Unlike the early retirements of San Onofre in California and Crystal River 3 in Florida, the 2013 retirement of Dominion’s (NYSE:D) Kewaunee nuclear plant in Wisconsin was “strictly economic” and a troubling sign for merchant reactors in the United States, according to a recent analysis by two Black & Veatch consultants.
The retirement San Onofire, run by an Edison International (NYSE:EIX) subsidiary and CR3, operated by a Duke Energy (NYSE:DUK) unit both followed outages that were both protracted and unplanned.
But “who would have thought that a well-run, mature plant wouldn’t be economic?” write Steve Rus and Mike Wadley, in a recent Black & Veatch publication.

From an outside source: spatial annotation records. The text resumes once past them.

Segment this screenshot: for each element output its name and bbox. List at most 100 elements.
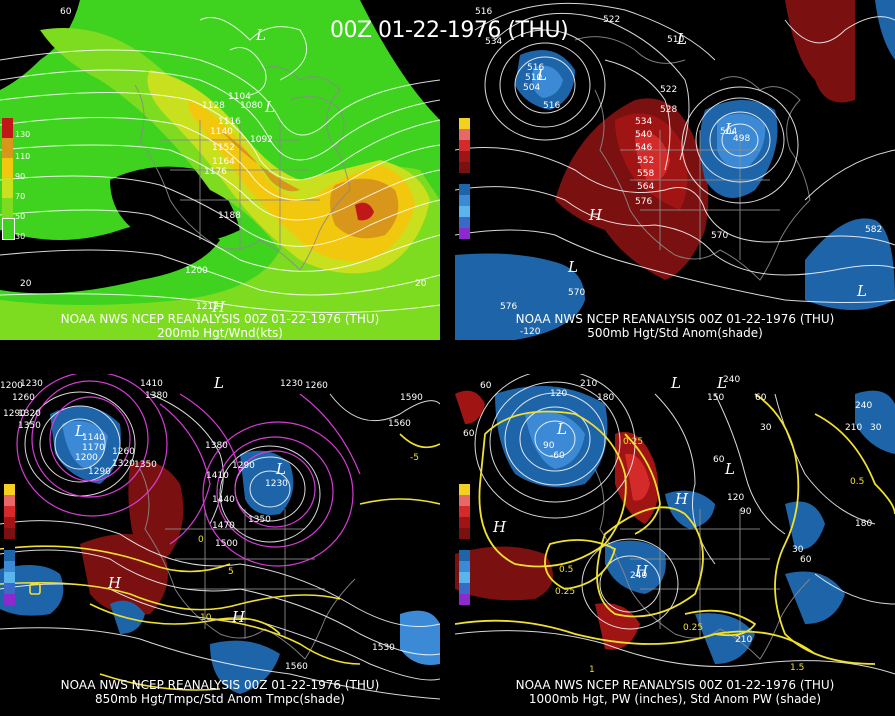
height-label: 504 [720, 127, 737, 137]
height-label: 1470 [212, 521, 235, 531]
height-label: 1320 [112, 459, 135, 469]
low-center: L [556, 420, 567, 438]
height-label: 1092 [250, 135, 273, 145]
height-label: 120 [550, 389, 567, 399]
pw-label: 1.5 [790, 663, 804, 673]
temp-label: 5 [228, 567, 234, 577]
height-label: 1350 [248, 515, 271, 525]
pw-label: 0.25 [683, 623, 703, 633]
pw-label: 0.25 [623, 437, 643, 447]
height-label: 1560 [388, 419, 411, 429]
wind-legend [2, 118, 15, 240]
height-label: 60 [800, 555, 812, 565]
height-label: 210 [580, 379, 597, 389]
high-center: H [231, 608, 246, 626]
height-label: 180 [597, 393, 614, 403]
panel-500mb: 516 534 522 510 504 516 522 528 534 540 … [455, 0, 895, 340]
panel-200mb: 1128 1080 1116 1092 1140 1152 1164 1176 … [0, 0, 440, 340]
edge-label: 60 [60, 7, 72, 17]
height-label: 552 [637, 156, 654, 166]
height-label: 522 [660, 85, 677, 95]
height-label: 576 [635, 197, 652, 207]
height-label: 540 [635, 130, 652, 140]
height-label: 60 [463, 429, 475, 439]
height-label: 240 [723, 375, 740, 385]
height-label: 534 [485, 37, 502, 47]
height-label: 1260 [12, 393, 35, 403]
height-label: 30 [792, 545, 804, 555]
legend-label: 50 [15, 212, 26, 221]
pw-label: 0.25 [555, 587, 575, 597]
low-center: L [724, 120, 735, 138]
height-label: 516 [527, 63, 544, 73]
height-label: 1350 [18, 421, 41, 431]
height-label: 210 [845, 423, 862, 433]
height-label: 180 [855, 519, 872, 529]
height-label: 564 [637, 182, 654, 192]
height-label: 90 [740, 507, 752, 517]
temp-label: -5 [410, 453, 419, 463]
pw-label: 1 [589, 665, 595, 675]
high-center: H [107, 574, 122, 592]
height-label: 516 [543, 101, 560, 111]
low-center: L [676, 30, 687, 48]
panel-caption: NOAA NWS NCEP REANALYSIS 00Z 01-22-1976 … [455, 312, 895, 340]
low-center: L [536, 66, 547, 84]
caption-line-2: 1000mb Hgt, PW (inches), Std Anom PW (sh… [528, 692, 822, 706]
low-center: L [716, 374, 727, 392]
caption-line-1: NOAA NWS NCEP REANALYSIS 00Z 01-22-1976 … [60, 678, 380, 692]
height-label: 570 [711, 231, 728, 241]
height-label: 60 [755, 393, 767, 403]
height-label: 1152 [212, 143, 235, 153]
height-label: 498 [733, 134, 750, 144]
height-label: 210 [735, 635, 752, 645]
high-center: H [588, 206, 603, 224]
height-label: 1188 [218, 211, 241, 221]
panel-1000mb: 60 120 210 180 240 150 60 30 240 210 180… [455, 374, 895, 716]
height-label: 1104 [228, 92, 251, 102]
edge-label: 20 [415, 279, 427, 289]
height-label: 1230 [265, 479, 288, 489]
caption-line-2: 850mb Hgt/Tmpc/Std Anom Tmpc(shade) [95, 692, 345, 706]
main-title: 00Z 01-22-1976 (THU) [330, 18, 569, 43]
panel-850mb: 1200 1230 1260 1290 1320 1350 1140 1170 … [0, 374, 440, 716]
height-label: 240 [855, 401, 872, 411]
pw-label: 0.5 [850, 477, 864, 487]
height-label: 1410 [140, 379, 163, 389]
temp-label: 10 [200, 613, 212, 623]
height-label: 1164 [212, 157, 235, 167]
height-label: 522 [603, 15, 620, 25]
map-200mb: 1128 1080 1116 1092 1140 1152 1164 1176 … [0, 0, 440, 340]
height-label: 60 [480, 381, 492, 391]
caption-line-2: 200mb Hgt/Wnd(kts) [157, 326, 283, 340]
height-label: 120 [727, 493, 744, 503]
anomaly-legend [459, 118, 470, 239]
height-label: 150 [707, 393, 724, 403]
height-label: 1116 [218, 117, 241, 127]
height-label: 240 [630, 571, 647, 581]
height-label: 1350 [134, 460, 157, 470]
legend-label: 70 [15, 192, 26, 201]
panel-caption: NOAA NWS NCEP REANALYSIS 00Z 01-22-1976 … [455, 678, 895, 706]
low-center: L [213, 374, 224, 392]
high-center: H [492, 518, 507, 536]
height-label: 1530 [372, 643, 395, 653]
height-label: 90 [543, 441, 555, 451]
map-850mb: 1200 1230 1260 1290 1320 1350 1140 1170 … [0, 374, 440, 716]
height-label: 1410 [206, 471, 229, 481]
high-center: H [634, 562, 649, 580]
height-label: 1260 [112, 447, 135, 457]
height-label: 1290 [232, 461, 255, 471]
height-label: 504 [523, 83, 540, 93]
low-center: L [670, 374, 681, 392]
height-label: 1128 [202, 101, 225, 111]
height-label: 1590 [400, 393, 423, 403]
height-label: 1170 [82, 443, 105, 453]
height-label: 1200 [75, 453, 98, 463]
legend-label: 30 [15, 232, 26, 241]
height-label: 1320 [18, 409, 41, 419]
temp-label: 0 [198, 535, 204, 545]
height-label: 516 [475, 7, 492, 17]
height-label: 558 [637, 169, 654, 179]
edge-label: -120 [520, 327, 541, 337]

Rus is executive director of nuclear while Wadley is nuclear business development director for B&V’s energy practice.
“It shows that economics trumps well-run,” the analysts said.
“The U.S. has a bifurcated electricity market – merchant and regulated,” the B&V officials said. Nuclear units take years to build and require a massive capital commitment. “Building one requires a great deal of certainty over time, not achievable in the current merchant market, according to Rus and Wadley.

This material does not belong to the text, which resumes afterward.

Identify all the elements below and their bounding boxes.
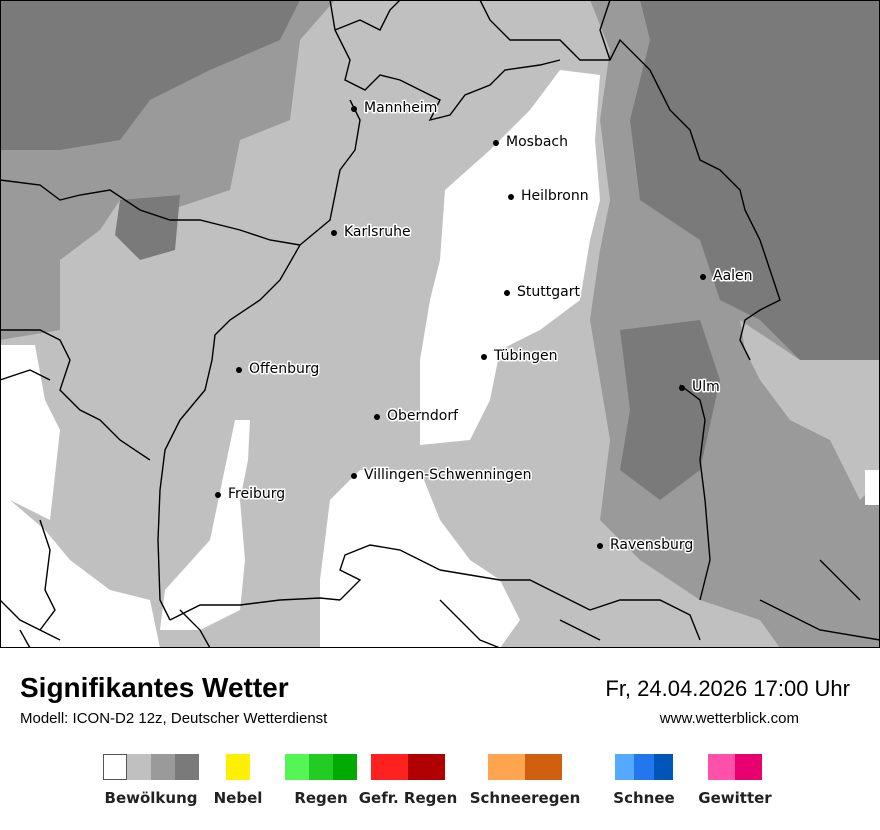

About 40% of the nuclear fleet are merchant plants, mostly concentrated in Illinois, Ohio, Pennsylvania, New York and New England. “Some of those plants in that mix are also feeling market pressures,” the B&V officials said.
The Black & Veatch officials noted that electricity prices are down because of cheap natural gas. They also note that the five nuclear units now under construction domestically are all in regulated markets.
Two are being developed by Southern (NYSE:SO) in Georgia, two by SCANA (NYSE:SCG) in South Carolina, and the partially finished Watts Bar 2 plant is being brought out of mothballs by Tennessee Valley Authority (TVA) in Tennessee.